Berkeley DB Programmer's Reference: Introduction

Berkeley DB Programmer's Reference: Introduction

What can you do with Berkeley DB?

Berkeley DB was designed to provide database functionality for applications. It is a classic C library style toolkit, providing a broad base of functionality to application writers. Berkeley DB is powerful enough to use as the underlying support for large network servers. There are many large, complex multi-threaded servers running on fast, multi-processor machines, depending on Berkeley DB transaction semantics for recovery after system or application failure.

Most Berkeley DB applications fall into two categories: simple data management, and data management with recovery. In simple data management, applications use the Berkeley DB access methods to manage their data without concern for application or system failure. The only Berkeley DB interfaces that are necessary for this purpose are the Access Method interfaces and potentially the locking subsystem if the data is not read-only and more than a single thread of control will be accessing the database simultaneously. In data management with recovery, the Berkeley DB locking, logging, and transaction subsystems are wrapped around the simple data management accesses to the database, providing complete recoverability in the face of application or system failure.

Generally, both of these categories involve embedding Berkeley DB directly into the process' address space. It is also possible to implement client-server models using Berkeley DB. In such case, the application writer uses Berkeley DB to implement the server as described above, and then chooses an IPC mechanism which the client will use to talk to the server. (Note, the Berkeley DB distribution does not include an IPC mechanism, and it is up to the application writer to implement this functionality.)

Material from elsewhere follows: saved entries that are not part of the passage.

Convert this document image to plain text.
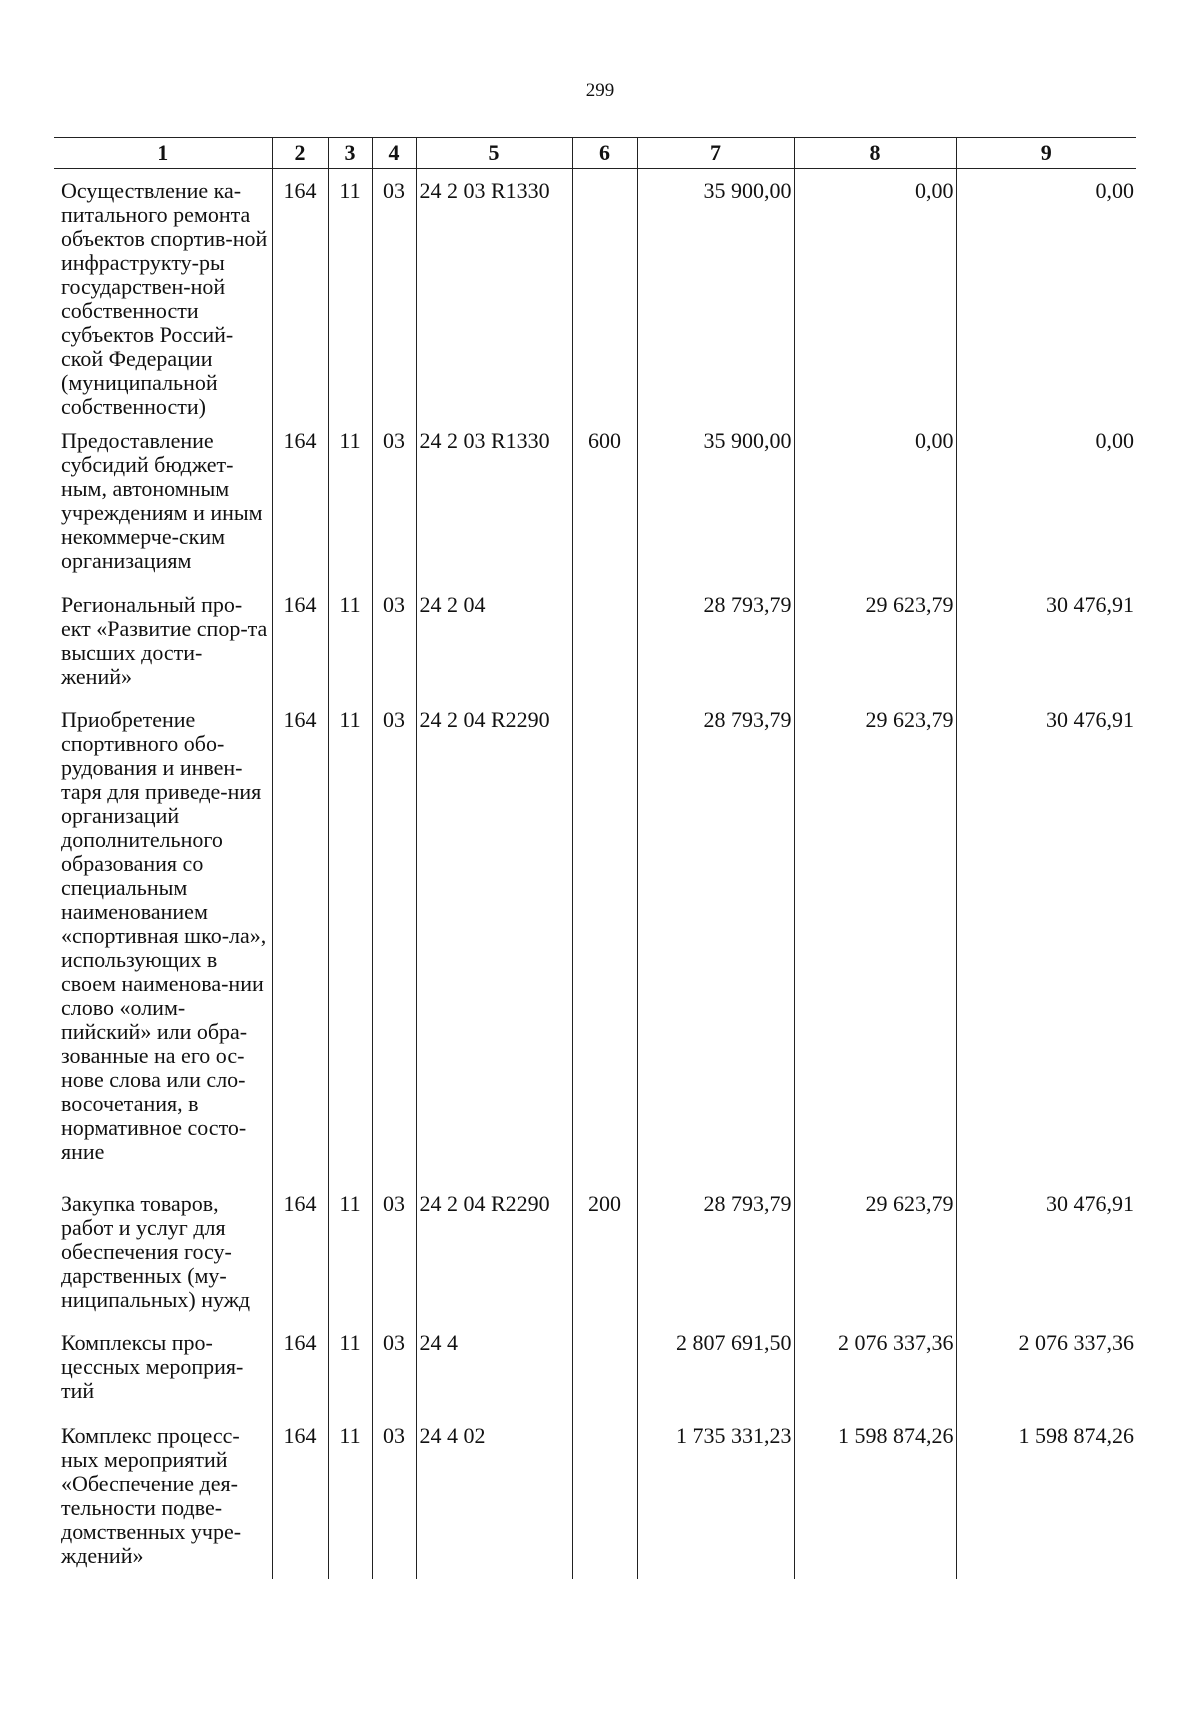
299
1	2	3	4	5	6	7	8	9
Осуществление ка-питального ремонта объектов спортив-ной инфраструкту-ры государствен-ной собственности субъектов Россий-ской Федерации (муниципальной собственности)	164	11	03	24 2 03 R1330		35 900,00	0,00	0,00
Предоставление субсидий бюджет-ным, автономным учреждениям и иным некоммерче-ским организациям	164	11	03	24 2 03 R1330	600	35 900,00	0,00	0,00
Региональный про-ект «Развитие спор-та высших дости-жений»	164	11	03	24 2 04		28 793,79	29 623,79	30 476,91
Приобретение спортивного обо-рудования и инвен-таря для приведе-ния организаций дополнительного образования со специальным наименованием «спортивная шко-ла», использующих в своем наименова-нии слово «олим-пийский» или обра-зованные на его ос-нове слова или сло-восочетания, в нормативное состо-яние	164	11	03	24 2 04 R2290		28 793,79	29 623,79	30 476,91
Закупка товаров, работ и услуг для обеспечения госу-дарственных (му-ниципальных) нужд	164	11	03	24 2 04 R2290	200	28 793,79	29 623,79	30 476,91
Комплексы про-цессных мероприя-тий	164	11	03	24 4		2 807 691,50	2 076 337,36	2 076 337,36
Комплекс процесс-ных мероприятий «Обеспечение дея-тельности подве-домственных учре-ждений»	164	11	03	24 4 02		1 735 331,23	1 598 874,26	1 598 874,26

While Berkeley DB's primary purpose is to provide a complete database environment to applications, it is important to realize that Berkeley DB includes general-purpose shared memory buffer-pool and general-purpose lock manager interfaces, among others. These interfaces are directly useful to application writers that may have no interest in databases.

Additionally, because of the tool-based approach and separate interfaces for each subsystem, you can support a complete transaction environment for other system operations, e.g., Berkeley DB allows you to wrap transactions around the standard UNIX read/write operations! Further, Berkeley DB was designed to interact correctly with the UNIX toolset, a feature no other database package offers. For example, Berkeley DB supports "hot backups" (database backups while the database is in use), and you can use the standard UNIX tools to do those backups, e.g., dump(1), tar(1), cpio(1), pax(1) or even cp(1).

Finally, because scripting language interfaces are available for Berkeley DB (notably Python, Tcl and Perl), application writers can build incredibly powerful database engines with little effort, (e.g., you can build transaction-protected databases using your standard scripting languages, an increasingly important feature in a world using CGI scripts to deliver HTML).